Understanding and Modifying the Scaling Relations for Ammonia Synthesis on Dilute Metal Alloys: From Single-Atom Alloys to Dimer Alloys
Yining Zhang, Sha Li, Chao Sun, Ping Wang, Yijun Yang, Yi Ding, Xi Wang, Jiannian Yao
Abstract
Industrial ammonia synthesis through the Haber–Bosch process operated under harsh reaction conditions leaves ample room for improvement through material design. Designing a catalyst with high activity and low cost is considered as the key to enable large-scale operation under mild conditions.

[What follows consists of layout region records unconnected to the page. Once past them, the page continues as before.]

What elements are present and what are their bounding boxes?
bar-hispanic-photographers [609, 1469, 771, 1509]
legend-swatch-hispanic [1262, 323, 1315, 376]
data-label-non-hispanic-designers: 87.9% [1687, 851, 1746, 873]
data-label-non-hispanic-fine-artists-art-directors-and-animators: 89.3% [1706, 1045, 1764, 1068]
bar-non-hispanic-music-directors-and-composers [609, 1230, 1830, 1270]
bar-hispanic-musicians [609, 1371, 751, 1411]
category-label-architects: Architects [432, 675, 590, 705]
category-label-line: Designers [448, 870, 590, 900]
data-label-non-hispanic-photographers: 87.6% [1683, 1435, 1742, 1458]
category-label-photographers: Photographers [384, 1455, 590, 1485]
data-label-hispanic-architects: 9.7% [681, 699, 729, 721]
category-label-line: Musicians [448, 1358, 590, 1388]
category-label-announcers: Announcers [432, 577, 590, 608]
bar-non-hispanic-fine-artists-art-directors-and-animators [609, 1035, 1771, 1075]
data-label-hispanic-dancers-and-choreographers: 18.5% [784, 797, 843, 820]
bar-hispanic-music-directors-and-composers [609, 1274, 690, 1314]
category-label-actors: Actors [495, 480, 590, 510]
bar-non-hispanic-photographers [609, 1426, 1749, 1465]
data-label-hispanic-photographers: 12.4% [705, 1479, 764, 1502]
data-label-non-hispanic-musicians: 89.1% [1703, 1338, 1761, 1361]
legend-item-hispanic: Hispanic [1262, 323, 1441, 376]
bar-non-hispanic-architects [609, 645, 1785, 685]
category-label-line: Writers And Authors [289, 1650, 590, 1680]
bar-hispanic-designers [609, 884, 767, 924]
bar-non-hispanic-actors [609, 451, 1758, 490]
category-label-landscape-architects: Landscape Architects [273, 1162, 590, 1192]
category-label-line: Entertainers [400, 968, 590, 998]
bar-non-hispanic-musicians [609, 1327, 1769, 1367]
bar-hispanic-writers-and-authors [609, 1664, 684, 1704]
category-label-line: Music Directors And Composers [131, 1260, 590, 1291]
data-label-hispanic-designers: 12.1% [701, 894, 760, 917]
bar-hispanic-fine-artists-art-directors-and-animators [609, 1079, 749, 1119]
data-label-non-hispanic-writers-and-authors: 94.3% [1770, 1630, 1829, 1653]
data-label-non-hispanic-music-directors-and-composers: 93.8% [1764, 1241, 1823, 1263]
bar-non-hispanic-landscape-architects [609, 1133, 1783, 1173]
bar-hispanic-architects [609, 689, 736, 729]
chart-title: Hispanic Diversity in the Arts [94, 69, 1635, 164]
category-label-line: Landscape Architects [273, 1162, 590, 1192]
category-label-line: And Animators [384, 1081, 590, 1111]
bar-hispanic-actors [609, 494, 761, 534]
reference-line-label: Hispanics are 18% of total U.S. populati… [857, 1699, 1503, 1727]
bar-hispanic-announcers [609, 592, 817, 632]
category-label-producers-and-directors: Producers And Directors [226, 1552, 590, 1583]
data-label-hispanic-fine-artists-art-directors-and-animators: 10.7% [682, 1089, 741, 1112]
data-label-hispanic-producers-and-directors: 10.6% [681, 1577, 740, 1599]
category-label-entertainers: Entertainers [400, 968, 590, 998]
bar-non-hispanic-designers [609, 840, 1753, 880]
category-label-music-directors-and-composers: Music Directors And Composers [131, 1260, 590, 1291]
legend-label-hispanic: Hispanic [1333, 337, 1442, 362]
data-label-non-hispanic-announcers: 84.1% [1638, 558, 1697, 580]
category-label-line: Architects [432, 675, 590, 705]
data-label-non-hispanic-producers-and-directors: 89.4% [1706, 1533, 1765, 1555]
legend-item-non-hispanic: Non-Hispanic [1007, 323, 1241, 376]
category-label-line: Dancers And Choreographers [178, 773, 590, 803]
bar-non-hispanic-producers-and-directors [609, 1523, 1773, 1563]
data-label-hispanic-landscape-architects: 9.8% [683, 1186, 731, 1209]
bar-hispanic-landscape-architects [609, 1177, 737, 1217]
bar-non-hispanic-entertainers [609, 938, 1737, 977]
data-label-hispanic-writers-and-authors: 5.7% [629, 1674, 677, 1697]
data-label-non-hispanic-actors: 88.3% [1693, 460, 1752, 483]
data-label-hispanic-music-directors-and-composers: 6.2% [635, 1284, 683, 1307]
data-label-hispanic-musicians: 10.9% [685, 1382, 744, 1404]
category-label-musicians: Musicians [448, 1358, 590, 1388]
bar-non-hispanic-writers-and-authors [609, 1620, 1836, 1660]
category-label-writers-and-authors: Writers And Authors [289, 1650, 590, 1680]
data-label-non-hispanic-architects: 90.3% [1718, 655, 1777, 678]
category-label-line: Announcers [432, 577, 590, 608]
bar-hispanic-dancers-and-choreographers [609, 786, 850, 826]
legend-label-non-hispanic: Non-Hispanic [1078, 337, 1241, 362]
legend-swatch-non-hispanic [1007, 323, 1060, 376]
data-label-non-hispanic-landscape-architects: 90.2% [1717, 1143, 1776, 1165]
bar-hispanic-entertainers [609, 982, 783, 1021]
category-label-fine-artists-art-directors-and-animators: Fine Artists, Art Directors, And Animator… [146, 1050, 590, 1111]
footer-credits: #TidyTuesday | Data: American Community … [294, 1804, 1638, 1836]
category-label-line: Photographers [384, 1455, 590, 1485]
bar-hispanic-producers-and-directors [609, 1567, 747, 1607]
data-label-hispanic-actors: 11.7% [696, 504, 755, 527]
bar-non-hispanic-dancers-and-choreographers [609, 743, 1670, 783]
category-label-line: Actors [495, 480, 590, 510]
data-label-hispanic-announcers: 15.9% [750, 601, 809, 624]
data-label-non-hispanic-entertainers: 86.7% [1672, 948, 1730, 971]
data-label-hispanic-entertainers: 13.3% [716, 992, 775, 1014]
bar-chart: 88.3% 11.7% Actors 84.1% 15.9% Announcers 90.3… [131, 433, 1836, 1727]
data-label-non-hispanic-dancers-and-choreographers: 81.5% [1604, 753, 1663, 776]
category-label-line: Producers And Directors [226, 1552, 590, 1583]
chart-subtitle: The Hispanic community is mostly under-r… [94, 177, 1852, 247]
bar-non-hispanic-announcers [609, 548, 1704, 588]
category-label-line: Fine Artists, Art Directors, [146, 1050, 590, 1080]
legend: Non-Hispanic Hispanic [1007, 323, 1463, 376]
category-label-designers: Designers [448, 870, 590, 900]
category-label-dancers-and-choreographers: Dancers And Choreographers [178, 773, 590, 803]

In this work, dilute metal alloys are studied using density functional theory (DFT) calculations and microkinetic modeling to investigate their catalytic performance for ammonia synthesis. Thermochemical scaling relations developed between reaction intermediates and Brønsted–Evans–Polanyi (BEP) relations developed for *N2 dissociation and *NHx hydrogenation form the basis of microkinetic simulations of reaction rates. A degree of rate control analysis shows that the overall reaction is rate-controlled by either *N2 dissociation or *NH2 hydrogenation, resulting in a volcano plot for single-atom alloys (SAAs) with Nb-doped Ag(111) SAA siting at the volcano peak. The BEP relationship for N2 dissociation derived on dimer alloys is closer to the ideal limit in comparison to that obtained on SAAs, leading to higher activities of dimer alloys for ammonia synthesis. Among the dimer alloys, Mo2/Ag(111) is not only more active than the commercial Ru catalysts but also very stable under real reaction conditions and could potentially be used in industrial processes.